It's only by the faint illumination the night sky reflects from the city lights that I'm able to discern his smaller figure. His gaze is raised above my eyes, focused on the dark shape my pointing finger reveals. "Yes, I – " His eyes widen. "Look out!"

My head whips forward just in time to catch a moonlit gleam of metal emerge from beneath the folds of the figure's coat. I throw myself up against the saturated bark of an oak as a percussive shot rings through the air. My fingers tremble with exhilaration.

I turn to see John bent over his service gun. He loads the chamber and turns off the safety. My ears attune to the sound as my eyes search the forest for the shape of the criminal. For a moment, I can only detect the unbroken line of the horizon. I leap forward at the slightest motion disturbing the brush off to the left. "Follow me!"

The leaves crush beneath our feet as we tear after him, branches whipping past our faces, wind whistling at our ears. The silver light radiating from the moon just elucidates for me the footpath the man has made trampling over the scrub. The steps are bulky, heavy, clumsy, the clear mark of a person who has never had occasion to go dashing through the night.

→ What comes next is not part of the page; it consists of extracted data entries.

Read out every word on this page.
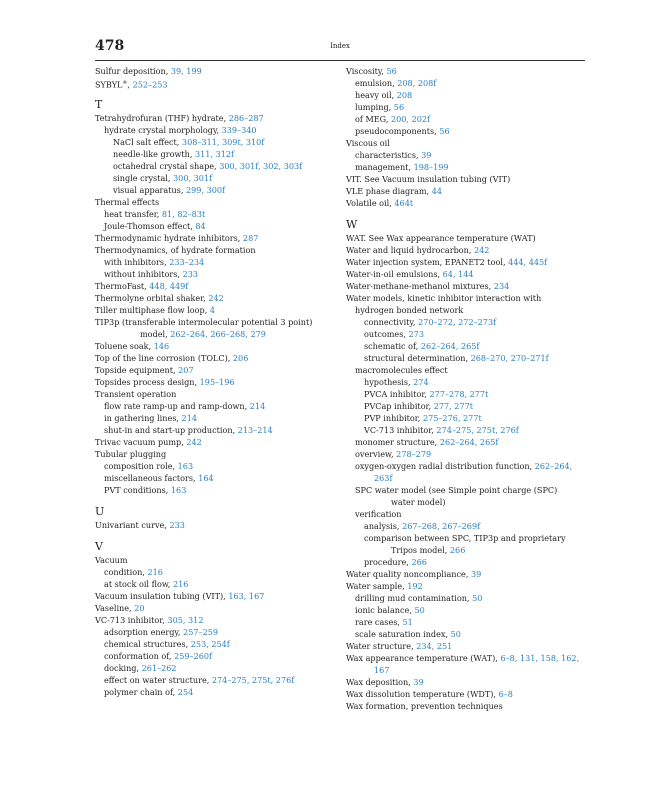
478	Index
Sulfur deposition, 39, 199
SYBYL®, 252–253
T
Tetrahydrofuran (THF) hydrate, 286–287
hydrate crystal morphology, 339–340
NaCl salt effect, 308–311, 309t, 310f
needle-like growth, 311, 312f
octahedral crystal shape, 300, 301f, 302, 303f
single crystal, 300, 301f
visual apparatus, 299, 300f
Thermal effects
heat transfer, 81, 82–83t
Joule-Thomson effect, 84
Thermodynamic hydrate inhibitors, 287
Thermodynamics, of hydrate formation
with inhibitors, 233–234
without inhibitors, 233
ThermoFast, 448, 449f
Thermolyne orbital shaker, 242
Tiller multiphase flow loop, 4
TIP3p (transferable intermolecular potential 3 point)
model, 262–264, 266–268, 279
Toluene soak, 146
Top of the line corrosion (TOLC), 206
Topside equipment, 207
Topsides process design, 195–196
Transient operation
flow rate ramp-up and ramp-down, 214
in gathering lines, 214
shut-in and start-up production, 213–214
Trivac vacuum pump, 242
Tubular plugging
composition role, 163
miscellaneous factors, 164
PVT conditions, 163
U
Univariant curve, 233
V
Vacuum
condition, 216
at stock oil flow, 216
Vacuum insulation tubing (VIT), 163, 167
Vaseline, 20
VC-713 inhibitor, 305, 312
adsorption energy, 257–259
chemical structures, 253, 254f
conformation of, 259–260f
docking, 261–262
effect on water structure, 274–275, 275t, 276f
polymer chain of, 254
Viscosity, 56
emulsion, 208, 208f
heavy oil, 208
lumping, 56
of MEG, 200, 202f
pseudocomponents, 56
Viscous oil
characteristics, 39
management, 198–199
VIT. See Vacuum insulation tubing (VIT)
VLE phase diagram, 44
Volatile oil, 464t
W
WAT. See Wax appearance temperature (WAT)
Water and liquid hydrocarbon, 242
Water injection system, EPANET2 tool, 444, 445f
Water-in-oil emulsions, 64, 144
Water-methane-methanol mixtures, 234
Water models, kinetic inhibitor interaction with
hydrogen bonded network
connectivity, 270–272, 272–273f
outcomes, 273
schematic of, 262–264, 265f
structural determination, 268–270, 270–271f
macromolecules effect
hypothesis, 274
PVCA inhibitor, 277–278, 277t
PVCap inhibitor, 277, 277t
PVP inhibitor, 275–276, 277t
VC-713 inhibitor, 274–275, 275t, 276f
monomer structure, 262–264, 265f
overview, 278–279
oxygen-oxygen radial distribution function, 262–264,
263f
SPC water model (see Simple point charge (SPC)
water model)
verification
analysis, 267–268, 267–269f
comparison between SPC, TIP3p and proprietary
Tripos model, 266
procedure, 266
Water quality noncompliance, 39
Water sample, 192
drilling mud contamination, 50
ionic balance, 50
rare cases, 51
scale saturation index, 50
Water structure, 234, 251
Wax appearance temperature (WAT), 6–8, 131, 158, 162,
167
Wax deposition, 39
Wax dissolution temperature (WDT), 6–8
Wax formation, prevention techniques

I lose the trail when it enters into the softer, springier grass nourished by the seeping of the reservoir. My chest heaves for air, and I throw my gloved palm against the trunk of the nearest tree, sweat slinking thirstily down the contours of my face. The ache tugging at the tendons in my legs trills in my pulse.

My mind has never been clearer.

"Where is he, Sherlock?" calls John's voice, ragged now with exertion, from off to my right.

"I – " I hear my breath hitch in my throat while I scan the line of the trees for the man. "There!" I pitch myself off the trunk. My muscles tighten as a cut of bark rips through my glove and into the skin of my palm. It's not long before blood is licking at my fingers. I grin.

I hear John come to an abrupt halt from some few feet behind me. His gun clicks. A volley of shots explodes from both sides.

I rush forward, my feet slipping over the wet ground. I can just see the criminal's head disappearing over the edge of the hill. I vault up the slope, my grip tearing tufts of grass out from the dirt as I scramble for a foothold. There's a jolt in my stomach, and I don't recognise that my left foot has squelched into the mud until my face is an inch from the ground. My chin takes the brunt of the fall. It takes me far too long to push myself up with my legs quivering in protest.

I strain my eyes against the blackness to discern the man's figure. I catch the vague shapes of the looming oaks – the tinny gleam of the reservoir's waters – the shadowed dancing of the clustered grass; but no man. Only the covering of the night. Too slow. There's always something.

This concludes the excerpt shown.